The researcher who discovered that the customer routers of British ISP TalkTalk were under attack has found that the problems didn’t end there. Pen Test Partners’ Ken Munro says that not only were tens of thousands of routers attacked with the Mirai worm, but they were also made to disclose their SSID (commonly known as the Network Name) and WiFi password to the attackers.
A TalkTalk spokeswoman downplayed the situation and rejected the suggestion that all the affected routers should be replaced. She said:
“We continue to take steps to review any potential impacts and have deployed a variety of solutions to ensure customers’ routers remain safe.

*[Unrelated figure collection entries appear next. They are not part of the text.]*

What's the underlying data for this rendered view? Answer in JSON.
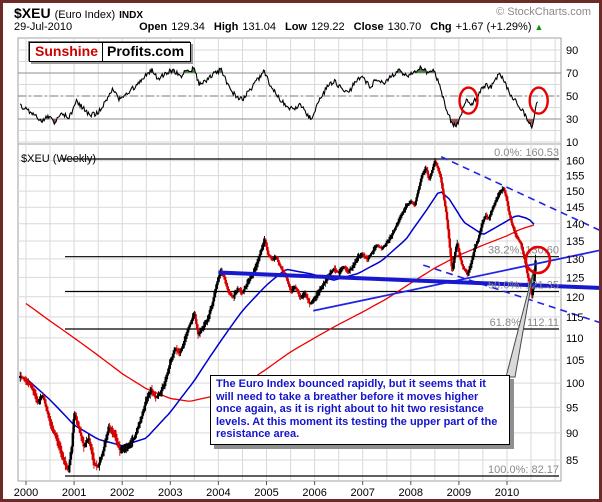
{
  "header": {
    "ticker": "$XEU",
    "name": "(Euro Index)",
    "exchange": "INDX",
    "date": "29-Jul-2010",
    "open_label": "Open",
    "open_value": "129.34",
    "high_label": "High",
    "high_value": "131.04",
    "low_label": "Low",
    "low_value": "129.22",
    "close_label": "Close",
    "close_value": "130.70",
    "chg_label": "Chg",
    "chg_value": "+1.67 (+1.29%)",
    "chg_arrow": "▲",
    "copyright": "© StockCharts.com"
  },
  "logo": {
    "part1": "Sunshine",
    "part2": "Profits.com"
  },
  "annotation": {
    "text": "The Euro Index bounced rapidly, but it seems that it will need  to take a breather before it moves higher once again, as it is right about to hit two resistance levels. At this moment its testing the upper part of the resistance area."
  },
  "colors": {
    "candle_up": "#000000",
    "candle_down": "#d40000",
    "ma50": "#0000cc",
    "ma200": "#ee0000",
    "trendline_blue": "#2323e6",
    "thick_blue": "#1818cf",
    "grid": "#d9d9d9",
    "panel_border": "#a0a0a0",
    "fib_line": "#000000",
    "fib_label": "#8a8a8a",
    "rsi_line": "#000000",
    "rsi_band": "#8f8f8f",
    "overbought_fill": "#54804f",
    "oversold_fill": "#a05555",
    "ellipse_red": "#e60000",
    "arrow_fill": "#d9d9d9",
    "arrow_stroke": "#4a4a4a"
  },
  "chart_data": [
    {
      "type": "line",
      "name": "momentum-oscillator-panel",
      "y_ticks": [
        90,
        70,
        50,
        30,
        10
      ],
      "ylim": [
        5,
        97
      ],
      "overbought_level": 70,
      "oversold_level": 30,
      "midline": 50,
      "grid": true,
      "keypoints": [
        [
          1999.88,
          42
        ],
        [
          2000.1,
          36
        ],
        [
          2000.3,
          28
        ],
        [
          2000.45,
          33
        ],
        [
          2000.6,
          27
        ],
        [
          2000.75,
          34
        ],
        [
          2000.9,
          31
        ],
        [
          2001.05,
          46
        ],
        [
          2001.2,
          39
        ],
        [
          2001.35,
          33
        ],
        [
          2001.5,
          36
        ],
        [
          2001.65,
          45
        ],
        [
          2001.8,
          55
        ],
        [
          2001.95,
          47
        ],
        [
          2002.1,
          51
        ],
        [
          2002.3,
          60
        ],
        [
          2002.5,
          68
        ],
        [
          2002.62,
          72
        ],
        [
          2002.75,
          65
        ],
        [
          2002.9,
          69
        ],
        [
          2003.05,
          73
        ],
        [
          2003.2,
          67
        ],
        [
          2003.35,
          72
        ],
        [
          2003.5,
          74
        ],
        [
          2003.6,
          60
        ],
        [
          2003.75,
          63
        ],
        [
          2003.9,
          69
        ],
        [
          2004.05,
          73
        ],
        [
          2004.2,
          60
        ],
        [
          2004.35,
          50
        ],
        [
          2004.5,
          47
        ],
        [
          2004.65,
          55
        ],
        [
          2004.8,
          63
        ],
        [
          2004.95,
          71
        ],
        [
          2005.1,
          58
        ],
        [
          2005.25,
          49
        ],
        [
          2005.4,
          42
        ],
        [
          2005.55,
          38
        ],
        [
          2005.7,
          43
        ],
        [
          2005.85,
          33
        ],
        [
          2005.95,
          31
        ],
        [
          2006.1,
          46
        ],
        [
          2006.25,
          57
        ],
        [
          2006.4,
          63
        ],
        [
          2006.55,
          57
        ],
        [
          2006.7,
          53
        ],
        [
          2006.85,
          62
        ],
        [
          2007.0,
          67
        ],
        [
          2007.15,
          58
        ],
        [
          2007.3,
          65
        ],
        [
          2007.45,
          62
        ],
        [
          2007.6,
          67
        ],
        [
          2007.75,
          73
        ],
        [
          2007.9,
          67
        ],
        [
          2008.05,
          71
        ],
        [
          2008.2,
          75
        ],
        [
          2008.35,
          70
        ],
        [
          2008.45,
          74
        ],
        [
          2008.55,
          65
        ],
        [
          2008.65,
          52
        ],
        [
          2008.75,
          38
        ],
        [
          2008.85,
          26
        ],
        [
          2008.95,
          24
        ],
        [
          2009.05,
          35
        ],
        [
          2009.15,
          48
        ],
        [
          2009.25,
          41
        ],
        [
          2009.35,
          47
        ],
        [
          2009.45,
          54
        ],
        [
          2009.55,
          60
        ],
        [
          2009.65,
          57
        ],
        [
          2009.75,
          64
        ],
        [
          2009.85,
          69
        ],
        [
          2009.95,
          62
        ],
        [
          2010.05,
          53
        ],
        [
          2010.15,
          47
        ],
        [
          2010.25,
          41
        ],
        [
          2010.35,
          36
        ],
        [
          2010.45,
          27
        ],
        [
          2010.52,
          22
        ],
        [
          2010.58,
          35
        ],
        [
          2010.64,
          47
        ]
      ],
      "highlight_ellipses": [
        {
          "x": 2009.2,
          "value": 46
        },
        {
          "x": 2010.66,
          "value": 46
        }
      ]
    },
    {
      "type": "candlestick",
      "name": "price-panel",
      "title": "$XEU (Weekly)",
      "scale": "log",
      "x_ticks": [
        2000,
        2001,
        2002,
        2003,
        2004,
        2005,
        2006,
        2007,
        2008,
        2009,
        2010
      ],
      "y_ticks": [
        160,
        155,
        150,
        145,
        140,
        135,
        130,
        125,
        120,
        115,
        110,
        105,
        100,
        95,
        90,
        85
      ],
      "ylim": [
        81.5,
        163
      ],
      "last_bar": {
        "date": "29-Jul-2010",
        "open": 129.34,
        "high": 131.04,
        "low": 129.22,
        "close": 130.7,
        "change": "+1.67",
        "change_pct": "+1.29%"
      },
      "fibonacci": [
        {
          "label": "0.0%",
          "value": 160.53
        },
        {
          "label": "38.2%",
          "value": 130.6
        },
        {
          "label": "50.0%",
          "value": 121.35
        },
        {
          "label": "61.8%",
          "value": 112.11
        },
        {
          "label": "100.0%",
          "value": 82.17
        }
      ],
      "close_keypoints": [
        [
          1999.88,
          101.5
        ],
        [
          2000.1,
          99.5
        ],
        [
          2000.25,
          96
        ],
        [
          2000.35,
          97.5
        ],
        [
          2000.5,
          92
        ],
        [
          2000.65,
          88.5
        ],
        [
          2000.8,
          84.5
        ],
        [
          2000.88,
          83.2
        ],
        [
          2000.95,
          87
        ],
        [
          2001.0,
          93.8
        ],
        [
          2001.1,
          91
        ],
        [
          2001.2,
          87.5
        ],
        [
          2001.3,
          89
        ],
        [
          2001.42,
          84.2
        ],
        [
          2001.5,
          83.8
        ],
        [
          2001.6,
          86.5
        ],
        [
          2001.72,
          91
        ],
        [
          2001.85,
          89.5
        ],
        [
          2001.95,
          86.8
        ],
        [
          2002.1,
          87.2
        ],
        [
          2002.25,
          89
        ],
        [
          2002.4,
          93
        ],
        [
          2002.5,
          96.5
        ],
        [
          2002.6,
          98.5
        ],
        [
          2002.7,
          97
        ],
        [
          2002.8,
          98
        ],
        [
          2002.9,
          100.5
        ],
        [
          2003.0,
          104.5
        ],
        [
          2003.1,
          107.5
        ],
        [
          2003.2,
          106.5
        ],
        [
          2003.3,
          109.5
        ],
        [
          2003.4,
          113
        ],
        [
          2003.5,
          115.8
        ],
        [
          2003.58,
          110.8
        ],
        [
          2003.68,
          112.5
        ],
        [
          2003.78,
          114.5
        ],
        [
          2003.88,
          118.5
        ],
        [
          2003.98,
          124
        ],
        [
          2004.05,
          126.8
        ],
        [
          2004.12,
          125
        ],
        [
          2004.2,
          121.5
        ],
        [
          2004.3,
          119.8
        ],
        [
          2004.4,
          122
        ],
        [
          2004.5,
          121
        ],
        [
          2004.6,
          123.5
        ],
        [
          2004.7,
          125.5
        ],
        [
          2004.8,
          128.5
        ],
        [
          2004.88,
          132
        ],
        [
          2004.96,
          135.3
        ],
        [
          2005.04,
          131
        ],
        [
          2005.12,
          129.8
        ],
        [
          2005.2,
          130.5
        ],
        [
          2005.3,
          127.5
        ],
        [
          2005.4,
          125.5
        ],
        [
          2005.5,
          121.5
        ],
        [
          2005.6,
          122.5
        ],
        [
          2005.7,
          119.8
        ],
        [
          2005.8,
          120.8
        ],
        [
          2005.9,
          118.2
        ],
        [
          2006.0,
          119.5
        ],
        [
          2006.1,
          121.5
        ],
        [
          2006.2,
          123.5
        ],
        [
          2006.3,
          125.5
        ],
        [
          2006.4,
          127.3
        ],
        [
          2006.5,
          126.2
        ],
        [
          2006.6,
          127.8
        ],
        [
          2006.7,
          126.5
        ],
        [
          2006.8,
          128
        ],
        [
          2006.9,
          130.5
        ],
        [
          2007.0,
          131.2
        ],
        [
          2007.1,
          129.8
        ],
        [
          2007.2,
          132
        ],
        [
          2007.3,
          133.8
        ],
        [
          2007.4,
          132.8
        ],
        [
          2007.5,
          134.5
        ],
        [
          2007.6,
          136.5
        ],
        [
          2007.7,
          139.5
        ],
        [
          2007.8,
          142.5
        ],
        [
          2007.9,
          145.2
        ],
        [
          2008.0,
          146.8
        ],
        [
          2008.08,
          145.5
        ],
        [
          2008.16,
          150.5
        ],
        [
          2008.24,
          155.5
        ],
        [
          2008.32,
          157.5
        ],
        [
          2008.38,
          153.5
        ],
        [
          2008.44,
          156.5
        ],
        [
          2008.5,
          159.8
        ],
        [
          2008.56,
          157.5
        ],
        [
          2008.62,
          154.5
        ],
        [
          2008.68,
          148.5
        ],
        [
          2008.74,
          143
        ],
        [
          2008.8,
          134.5
        ],
        [
          2008.86,
          126.5
        ],
        [
          2008.9,
          130
        ],
        [
          2008.96,
          134.5
        ],
        [
          2009.0,
          132
        ],
        [
          2009.06,
          128.5
        ],
        [
          2009.12,
          127
        ],
        [
          2009.18,
          125.8
        ],
        [
          2009.25,
          128.5
        ],
        [
          2009.32,
          132.5
        ],
        [
          2009.4,
          135.5
        ],
        [
          2009.48,
          139.8
        ],
        [
          2009.55,
          142.5
        ],
        [
          2009.62,
          141.5
        ],
        [
          2009.7,
          144.5
        ],
        [
          2009.78,
          147.5
        ],
        [
          2009.85,
          149.5
        ],
        [
          2009.92,
          150.8
        ],
        [
          2009.98,
          148.5
        ],
        [
          2010.04,
          143.5
        ],
        [
          2010.1,
          140
        ],
        [
          2010.16,
          137.5
        ],
        [
          2010.22,
          135.8
        ],
        [
          2010.28,
          134.5
        ],
        [
          2010.34,
          131.5
        ],
        [
          2010.4,
          127.5
        ],
        [
          2010.46,
          123.5
        ],
        [
          2010.52,
          120.2
        ],
        [
          2010.56,
          124.5
        ],
        [
          2010.6,
          130.7
        ]
      ],
      "ma50_keypoints": [
        [
          2000.0,
          101
        ],
        [
          2000.5,
          96.5
        ],
        [
          2001.0,
          91.5
        ],
        [
          2001.5,
          88.8
        ],
        [
          2002.0,
          87.6
        ],
        [
          2002.5,
          89
        ],
        [
          2003.0,
          94
        ],
        [
          2003.5,
          100.5
        ],
        [
          2004.0,
          108.5
        ],
        [
          2004.5,
          116.5
        ],
        [
          2005.0,
          123
        ],
        [
          2005.4,
          127.2
        ],
        [
          2005.9,
          126
        ],
        [
          2006.4,
          124.3
        ],
        [
          2006.9,
          126
        ],
        [
          2007.4,
          129.5
        ],
        [
          2007.9,
          135.5
        ],
        [
          2008.3,
          143.5
        ],
        [
          2008.6,
          150.2
        ],
        [
          2008.8,
          147.5
        ],
        [
          2009.1,
          140.5
        ],
        [
          2009.5,
          136.8
        ],
        [
          2009.9,
          140
        ],
        [
          2010.2,
          142.5
        ],
        [
          2010.45,
          141.5
        ],
        [
          2010.6,
          139.3
        ]
      ],
      "ma200_keypoints": [
        [
          2000.0,
          118.3
        ],
        [
          2000.5,
          114
        ],
        [
          2001.0,
          110
        ],
        [
          2001.5,
          106
        ],
        [
          2002.0,
          102
        ],
        [
          2002.5,
          98.8
        ],
        [
          2003.0,
          96.8
        ],
        [
          2003.4,
          96.2
        ],
        [
          2004.0,
          97.5
        ],
        [
          2004.5,
          99.5
        ],
        [
          2005.0,
          103
        ],
        [
          2005.5,
          106.8
        ],
        [
          2006.0,
          110
        ],
        [
          2006.5,
          113.2
        ],
        [
          2007.0,
          116.2
        ],
        [
          2007.5,
          119.5
        ],
        [
          2008.0,
          123.5
        ],
        [
          2008.5,
          127.5
        ],
        [
          2009.0,
          131
        ],
        [
          2009.5,
          133.8
        ],
        [
          2010.0,
          136.5
        ],
        [
          2010.3,
          138.5
        ],
        [
          2010.6,
          139.8
        ]
      ],
      "trendlines": [
        {
          "name": "declining-resistance-dashed",
          "style": "dashed",
          "from": [
            2008.63,
            161.3
          ],
          "to": [
            2012.05,
            137.3
          ]
        },
        {
          "name": "declining-support-dashed",
          "style": "dashed",
          "from": [
            2008.26,
            128.3
          ],
          "to": [
            2012.05,
            113.2
          ]
        },
        {
          "name": "rising-resistance-line",
          "style": "solid-thin",
          "from": [
            2005.97,
            116.5
          ],
          "to": [
            2012.05,
            132.7
          ]
        },
        {
          "name": "long-term-resistance-line",
          "style": "solid-thick",
          "from": [
            2004.0,
            126.3
          ],
          "to": [
            2012.05,
            122.2
          ]
        }
      ],
      "highlight_ellipse": {
        "x": 2010.6,
        "value": 129.7
      }
    }
  ]
}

“We have also employed additional network-level controls to further protect our customers.”
The dangers that customers are exposed to because of this problem are entirely local. Hackers half-way around the world cannot take advantage of this vulnerability, but someone sitting outside the house can potentially access the network without authorization and potentially steal private information or create additional havoc.
This puts TalkTalk in an uncomfortable position. They cannot automatically update their customers’ device’s passwords. They can send out instructions and explain to their customers why changing the password is so important. However, we know from experience that few people will do this properly. The only other option to ensure their customers’ safety is to replace all the affected routers, which would be very expensive.
This unfortunately creates an intractable situation that will really never have a good resolution. ISPs must learn from this situation and have a plan in place when the inevitable attack on its customers routers occurs.